The Orange Lodge was brought to Nova Scotia by British soldiers. Membership to the Orange Lodge in Nova Scotia was open to all Protestant adult males who took an oath of loyalty to the British Crown and pledged to maintain the Order’s historical connections with Great Britain and Northern Ireland. The first Nova Scotian meeting was held in Halifax in 1799 and was for military members only. A first non-military lodge was established in 1845 in Halifax and was called the Roden Lodge. The Grand Orange Lodge of Nova Scotia was established in 1849 and by 1850, there were eight lodges in the province. The Order experienced steady growth: by 1862 there were 21 lodges including one in Bermuda, which at that time was under the jurisdiction of Nova Scotia. In 1892, there were six county, five district, and 53 primary lodges in Nova Scotia with a total of 1973 members. Membership continued to increase, and by 1914, there were 10 county, seven district, and 127 primary lodges from Yarmouth to Glace Bay with a total of 4303 members. Lodges varied in size from 30 members to 200. In addition to the men’s lodges, in later years there were lodges for women and youth.
On July 12 in a different town each year, Orangemen held a large parade to celebrate of the Battle of the Boyne. Members were outfitted in sashes and regalia and attended a special religious service to mark the occasion. Prominent Nova Scotian Orangemen included Angus Walters, Captain of the famous Bluenose fishing and sailing schooner, who belonged to Loyal Orange Lodge 63 in Lunenburg. Reverend F.C. Ward, Rector of the Anglican Church in Lunenburg, was also a member. The first Mayor of Westville, George Munroe, belonged to Acadia L.O.L. 45. Major J. Harrison, Justice of the Peace, belonged to L.O.L. 23 in Maccan and was elected Grand Master in 1908.
The loyalty of Orange members to England meant Orangemen enlisted in the First World War in much greater numbers than the rest of the population. Over 55,000 Canadian Orangemen fought overseas, of which more than 8,000 were killed and many others injured. In March 1918 at the annual meeting held at the Orange Hall in Truro, James Forsythe, Grand Master of the Grand Orange Lodge of Nova Scotia, stated:
I am sure that I voice the feelings of all here assembled, that we are proud, and justly so, of the showing our Canadian boys have made, accomplishing at the time what seemed impossible, many times saving the day for the Allies. I am glad too, that such a high percentage of our members have enlisted to serve the Empire in the great cause for justice, that we may never be found behind in upholding the principles of freedom and honor, for which our institution stands. Though many have paid the supreme sacrifice and today lie in unmarked graves on the battle fields of Flanders, we shall never forget their unselfish and unwritten history of honor.

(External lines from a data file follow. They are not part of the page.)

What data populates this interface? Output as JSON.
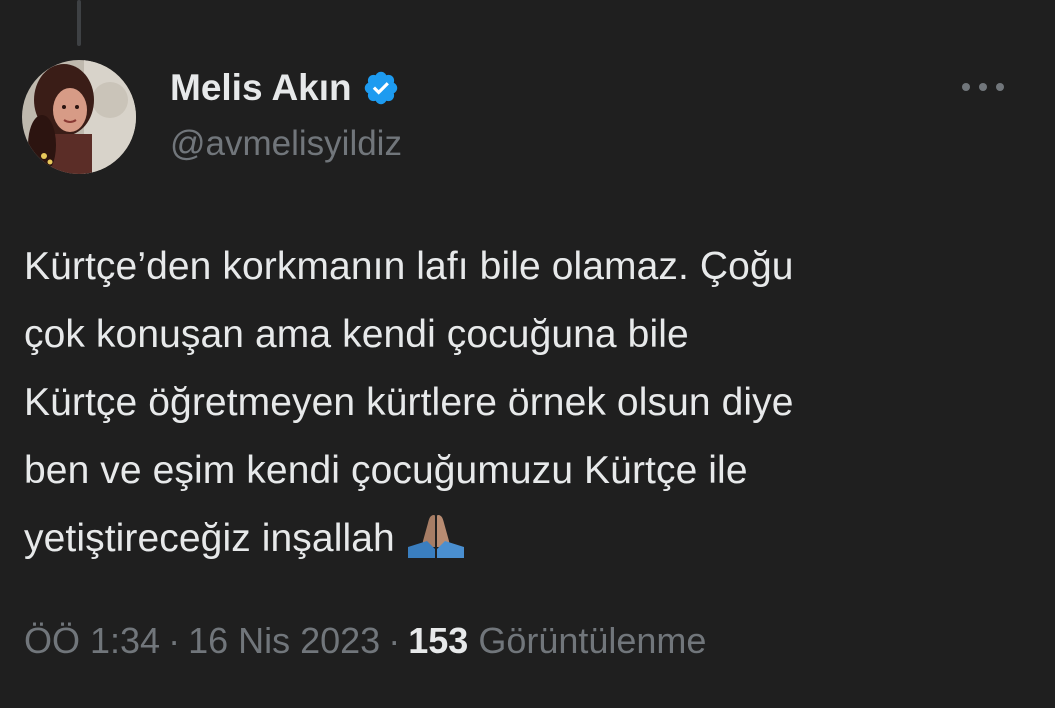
{
  "tweet": {
    "author": {
      "display_name": "Melis Akın",
      "handle": "@avmelisyildiz",
      "verified_icon": "verified-badge-icon",
      "verified_color": "#1d9bf0"
    },
    "more_icon": "more-options-icon",
    "text_lines": [
      "Kürtçe’den korkmanın lafı bile olamaz. Çoğu",
      "çok konuşan ama kendi çocuğuna bile",
      "Kürtçe öğretmeyen kürtlere örnek olsun diye",
      "ben ve eşim kendi çocuğumuzu Kürtçe ile",
      "yetiştireceğiz inşallah"
    ],
    "emoji": "folded-hands-emoji",
    "time": "ÖÖ 1:34",
    "separator": "·",
    "date": "16 Nis 2023",
    "views_count": "153",
    "views_label": "Görüntülenme"
  },
  "colors": {
    "background": "#1f1f1f",
    "text": "#e7e9ea",
    "secondary_text": "#71767b",
    "accent": "#1d9bf0"
  }
}
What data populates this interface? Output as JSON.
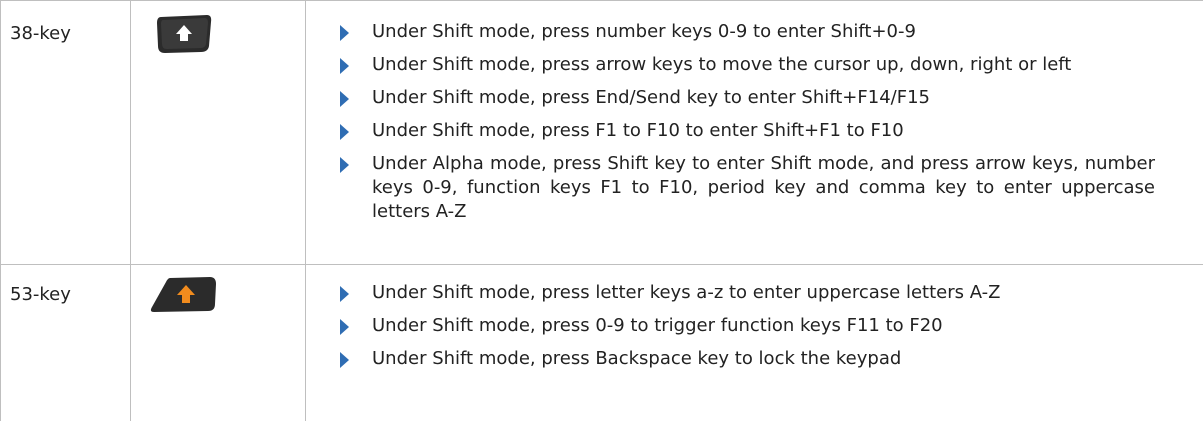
{
  "rows": [
    {
      "keypad": "38-key",
      "icon": "shift-key-black-icon",
      "bullets": [
        "Under Shift mode, press number keys 0-9 to enter Shift+0-9",
        "Under Shift mode, press arrow keys to move the cursor up, down, right or left",
        "Under Shift mode, press End/Send key to enter Shift+F14/F15",
        "Under Shift mode, press F1 to F10 to enter Shift+F1 to F10",
        "Under Alpha mode, press Shift key to enter Shift mode, and press arrow keys, number keys 0-9, function keys F1 to F10, period key and comma key to enter uppercase letters A-Z"
      ]
    },
    {
      "keypad": "53-key",
      "icon": "shift-key-orange-icon",
      "bullets": [
        "Under Shift mode, press letter keys a-z to enter uppercase letters A-Z",
        "Under Shift mode, press 0-9 to trigger function keys F11 to F20",
        "Under Shift mode, press Backspace key to lock the keypad"
      ]
    }
  ],
  "colors": {
    "bullet": "#2f6db3",
    "grid": "#bfbfbf",
    "key_dark": "#2b2b2b",
    "key_arrow_orange": "#f28c1e"
  }
}
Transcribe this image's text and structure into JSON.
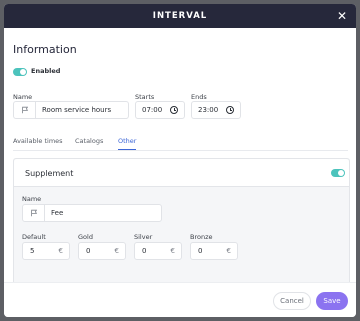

On February 11, 1919, at a meeting in the Orange Hall in Glace Bay, Dan McDougall, Master of the Orange Lodge, proposed that they erect a monument in memory of Orangemen from Cape Breton County who lost their lives in the First World War. They canvassed other primary Lodges in the province and with their support, the Glace Bay Lodge erected a monument in Wentworth Park, Sydney, in 1921. The following year, the Grand Orange Lodge of Nova Scotia began holding annual services at Wentworth Park in memory of Nova Scotian Orangemen who lost their lives in the First World War.
Following the Second World War, the Grand Lodge placed a new frontispiece on the monument to commemorate Orangemen from Cape Breton County who lost their lives in the both the First and Second World Wars. The updated monument was unveiled on July 7, 1946.